I read this on another blog and received a good laugh!! wanted to share the laughter!

Excommunication By Chicken
Monday, October 23, 2017 by Chuck Stanion 
When I was a boy in a little farm village in upstate New York, my grandfather and the 10 Tobys (all of his dogs were named Toby) were unceremoniously and permanently expelled from church, much to my grandfather’s vexation. He cared nothing for his own religious instruction, but, because he wasn't particularly expert in the category, felt the Tobys could benefit from the moral guidance.
My grandfather did a lot of work for the church, and had been given (he called it "incarcerated in") his own private section — because he refused to attend without his pipe or his dogs. "Smoking is how I pray," he insisted. So a section was cordoned off for him, the Tobys, and his pipe. He had a corner in the back near a window so his smoke could escape, and he was relatively pleased, though he occasionally became bored.

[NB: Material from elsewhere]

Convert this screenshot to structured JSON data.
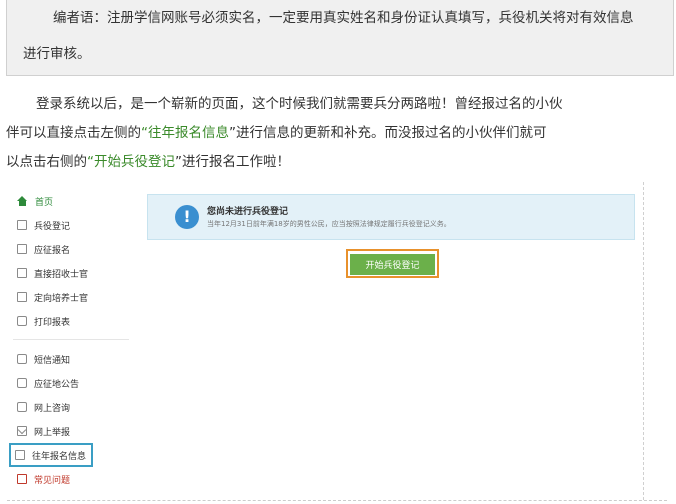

The cause of the religious estrangement was a chicken named Mirabelle that somehow managed to slip in through a church window. Appropriately, the ensuing dog/chicken mayhem was nothing short of Biblical. Mirabelle flapped from one parishioner’s head to another as the Tobys scrambled between the pews, knocking down children, getting stuck under seats, yowling, barking and leaping into the air as the chicken desperately tried to maintain altitude. Parishioners shrieked and dove for cover, the pastor levitated two feet in a supernatural updraft of personal outrage, and my grandfather sat in his roped-off corner, puffing his ever-present Falcon pipe with a sparkle in his eye recognizable only to his closest kin as amusement.
Finally, as the carnage expanded to every corner of the church and parishioners fled to the street, my grandfather emptied his pipe of the Granger he'd been smoking, refilled it with Carter Hall, and lit up. It was how he signaled the dogs. Granger meant "at ease," while Carter Hall meant "heel." As soon as he lit it, the Tobys returned to him and sat at his feet. One of them had Mirabelle cradled in his jaws and placed her, unharmed, in my grandfather's lap, where she clucked at him about the indignity of the cataclysm. People started reorienting themselves and picking up various detritus left in the swath of the dog/chicken typhoon.
The pastor was not in a mood for turning the other cheek, especially when he discovered cornmeal spread on the sill of my grandfather's window. That's how my grandfather's Sundays became available for fishing.